# Dr Harry Better Homes and Gardens



## Fantazmic (Apr 21, 2011)

I have just received my copy of Better Homes and Gardens.

Flicking through I came to the "Better Pets' Section

and this is what I read...written by Dr Harry entitled

SNAKES ALIVE

' I am a convert. Snakes make great pets! The best type to start with is a python. Children's pythons are less than a metre long, docile and easy to handle. With experience you can progress to a carpet python, or a woma python, which can be anything from striped pink and brown to bright yellow.

Before buying a snake, you'll need a licence from the National Parks and Wildlife Service, and it is worth finding a local 'mentor' who can get you started. You can buy snakes from registered breeders and, in some states, pet shops. It will set you back from $250, but also set you apart from Mr and Mrs Average! For more information, visit www.livereptiledisplays.com.au'

What a shame the website they suggest doesnt even exist. And with a tiny amount ot research they could have listed Aussie Pythons and Snakes !!!! At least any noobs can come in here and ask questions......

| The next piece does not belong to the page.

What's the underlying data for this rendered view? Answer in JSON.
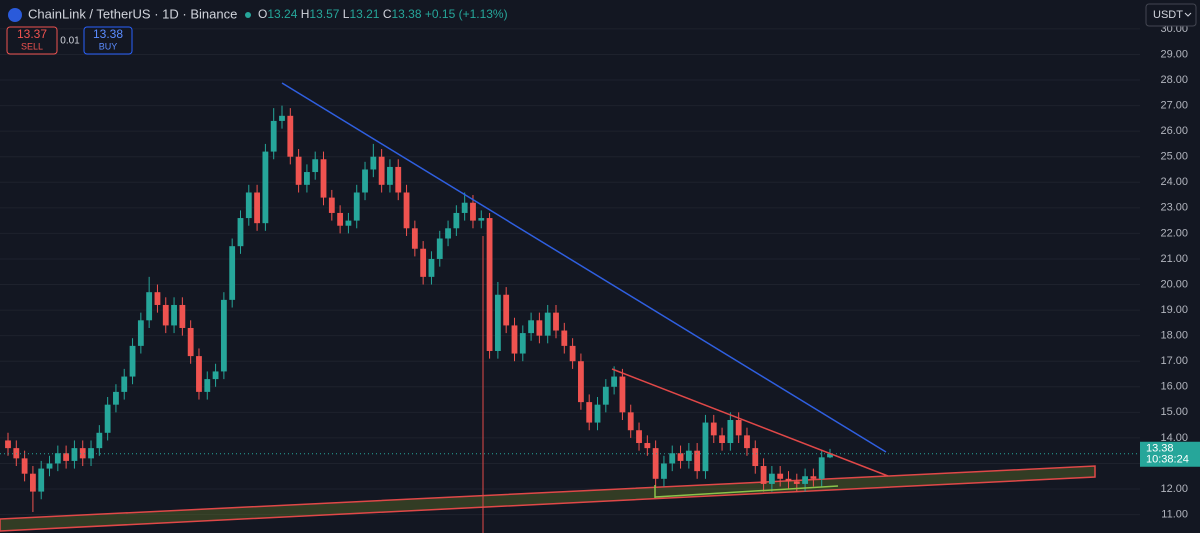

Also the pic of the snake that is with the article looks like some sort of yellow and back striped jungle morph I have seen pics of before that are available from overseas that everyone thinks is some sort of hybridised cross....good one guys !!!!!!!!

Next time you are in the supermarket have a look at page 228.....June 2011 issue Better Homes and Gardens.... which I dont think will hit newstands till next week

I am not sure if this is a good or bad thing.....what do you all think ?


----------



## falconboy (Apr 21, 2011)

The web site works if you leave out your last inverted comma.


----------



## jham66 (Apr 21, 2011)

"Better Homes and Gardens" had a Bunnings based show on last Friday where he did an "Unusual Pets" segment. The last pet he bought out was the fattest coastal I have ever seen! he (Harry) got a member of the crowd to come over and give it a kiss on the mouth. I had images of the "Model" that got bitten on the boob (made worldwide headlines) and hoped for the sake of the hobby that I wasn't about to see a similar event!!!


----------



## hypochondroac (Apr 21, 2011)

falconboy said:


> The web site works if you leave out your last inverted comma.


 
Mm hmm.


----------



## CrystalMoon (Apr 21, 2011)

I am hot and cold on this one...... I like that he is encouraging people to go about it in a legal manner etc, however like a lot of celebs they can get caught up in what is perhaps a "trend" eg a more popular looking reptile? it is hard to know, perhaps he is just trying to encite more interest albeit in a curious way? 
It is a shame they did not research that the web site was actually active? I would've been more impressed if he had recommended some good books etc
Crystal


----------



## CrystalMoon (Apr 21, 2011)

ahhh well that answers one ? LOL
refering to the web addy


----------



## Ramsayi (Apr 21, 2011)

Andrew is also a member here.Hahaha he's famous!


----------



## Fantazmic (Apr 21, 2011)

I wonder why the website didnt work when i tried it before
it does work minus the inverted comma on the end.

Well snake keeping is a growing hobby....i guess Dr Harry might have given it another shove along

Elizabeth


----------



## Darlyn (Apr 21, 2011)

I saw that show that had all the animals, dogs, rabbits blah blah blah.
The thing I noticed when he had finished with the snake that a large portion of the kids
in the audience shot their hands in the air with questions and big smiles on their faces.
Which made me think how they were all eager to find out more about the python.
I thought it was pretty encouraging. The show cut to the next segment so I'm not sure
if their enthusiasm was answered.


----------



## hypochondroac (Apr 21, 2011)

I think he's a bit of a knob.


----------



## Riggsy (Apr 21, 2011)

I saw that show too and was shocked to see that huge Coastal Carpet. He mentioned that it weighed 17 kilo's! No idea who it belongs too but I felt sorry for the fat snake. Now people have the idea that Coastal Carpets are supposed to huge....what a shame...


----------